A. TRIGONOMETRICAL LEVELING
Menutut (Wongsotjitro, 1980), beda tinggi antara dua titik dapat ditentukan dengan tiga
cara yaitu: Barometris, Trigonometris dan pengukuran menyipat datar. Ketiga metode tersebut
mempunyai ketelitian yang berbeda-beda. Hasil ketelitian terbesar adalah dengan cara
pengukuran menyipat datar dan ketelitian terkecil adalah metode Barometer. Metode
trigonometris adalah suatu proses penentuan beda tinggi dari titik-titik pengamatan dengan cara
mengukur sudut miring atau sudut vertikalnya dengan jarak yang diketahui, baik jarak dalam
bidang datar maupun jarak geodetis (Basuki, 2006). Pengukuran sudut vertikal atau kemiringan
dapat menggunakan theodolith atau kompas survei.
Prinsip-prinsip yang digunakan pada pengukuran lingkup ukur tanah yaitu jarak antar
titik yang akan ditentukan beda tingginya tidak terlalu jauh, sehingga pengaruh kelengkungan
bumi dan refraksi dapat diabaikan atau diadakan koreksi linier dalam perhitungannya. Berbeda
dengan lingkup geodesi, pengukuran beda tinggi titik pengukurannya relatif jauh sehingga
harus memperhatikan kelengkungan bumi. Prinsip-prinsip umum bidang datar tidak dapat
diterapkan pada pengukuran beda tinggi ini. Nilai sudut vertikal dan horizontal harus dikoreksi
dengan kelengkungan bumi dan refraksi.
Triginometrikal atau trigonometrikal levelling dibagi menjadi dua yaitu trigonometrikal
levelling segitiga dan memanjang. Metode trigonometri memanjang merupakan pengukuran
menggunakan dua titik yang terletak dalam segaris lurus dengan obyek. Metode trigonometri
segitiga menggunakan dua titik pengukuran yang membentuk sudut dan membentuk segitiga
dengan obyek pengamatan. Kedua cara tersebut menggunakan prinsip atau sifat segitiga.

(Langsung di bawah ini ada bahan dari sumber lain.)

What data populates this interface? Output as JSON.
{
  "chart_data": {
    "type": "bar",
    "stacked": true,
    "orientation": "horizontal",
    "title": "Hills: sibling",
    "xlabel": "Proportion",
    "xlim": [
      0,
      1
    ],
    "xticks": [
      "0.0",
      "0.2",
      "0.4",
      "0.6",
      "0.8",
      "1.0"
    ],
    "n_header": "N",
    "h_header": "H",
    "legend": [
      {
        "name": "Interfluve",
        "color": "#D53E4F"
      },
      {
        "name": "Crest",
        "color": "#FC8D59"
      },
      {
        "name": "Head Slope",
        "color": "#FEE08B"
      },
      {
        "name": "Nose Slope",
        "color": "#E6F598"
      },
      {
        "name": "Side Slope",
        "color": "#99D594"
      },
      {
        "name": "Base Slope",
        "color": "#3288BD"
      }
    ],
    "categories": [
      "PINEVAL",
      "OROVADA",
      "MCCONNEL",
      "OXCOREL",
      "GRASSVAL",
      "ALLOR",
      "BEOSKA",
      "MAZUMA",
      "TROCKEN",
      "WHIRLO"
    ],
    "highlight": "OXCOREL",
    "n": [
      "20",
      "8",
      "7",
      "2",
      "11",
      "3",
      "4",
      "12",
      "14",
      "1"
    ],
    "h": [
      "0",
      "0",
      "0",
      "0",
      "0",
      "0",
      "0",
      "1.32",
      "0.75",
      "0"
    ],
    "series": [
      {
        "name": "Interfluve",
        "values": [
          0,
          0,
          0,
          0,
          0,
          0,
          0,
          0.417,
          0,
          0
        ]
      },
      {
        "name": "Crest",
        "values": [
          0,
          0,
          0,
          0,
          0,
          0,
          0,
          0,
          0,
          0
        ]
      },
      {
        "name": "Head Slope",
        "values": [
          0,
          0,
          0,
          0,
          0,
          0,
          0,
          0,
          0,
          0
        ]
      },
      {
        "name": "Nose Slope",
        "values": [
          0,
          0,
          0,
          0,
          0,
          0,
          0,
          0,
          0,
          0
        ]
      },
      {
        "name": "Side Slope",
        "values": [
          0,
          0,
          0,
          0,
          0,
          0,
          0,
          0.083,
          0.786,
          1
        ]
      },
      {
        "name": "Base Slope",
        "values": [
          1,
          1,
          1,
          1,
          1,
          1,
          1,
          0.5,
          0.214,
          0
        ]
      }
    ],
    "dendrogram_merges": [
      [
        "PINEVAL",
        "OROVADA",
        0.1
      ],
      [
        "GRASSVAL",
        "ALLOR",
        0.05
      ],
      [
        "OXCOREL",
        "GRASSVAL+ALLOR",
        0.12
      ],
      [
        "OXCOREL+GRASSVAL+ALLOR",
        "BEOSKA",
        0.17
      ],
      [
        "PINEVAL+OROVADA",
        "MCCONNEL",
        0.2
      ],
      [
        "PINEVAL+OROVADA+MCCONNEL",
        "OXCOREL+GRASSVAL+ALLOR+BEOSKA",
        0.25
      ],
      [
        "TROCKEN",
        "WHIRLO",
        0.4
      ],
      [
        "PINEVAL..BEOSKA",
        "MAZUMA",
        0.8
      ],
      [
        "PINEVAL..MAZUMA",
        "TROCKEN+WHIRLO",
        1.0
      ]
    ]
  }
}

Dari geometri segitiga kita ketahui adanya hubungan antara sebuah sudut dan dua buah
sisi. Inilah landasan kita dalam menghitung jarak bintang dari sudut paralaks (lihat gambar di
bawah). Apabila jarak bintang adalah d, sudut paralaks adalah p, dan jarak Bumi-Matahari
adalah 1 SA (Satuan Astronomi = 150 juta kilometer), maka kita dapatkan persamaan
sederhana.
tan p = 1/d
atau d = 1/p, karena p adalah sudut yang sangat kecil sehingga tan p ~ p.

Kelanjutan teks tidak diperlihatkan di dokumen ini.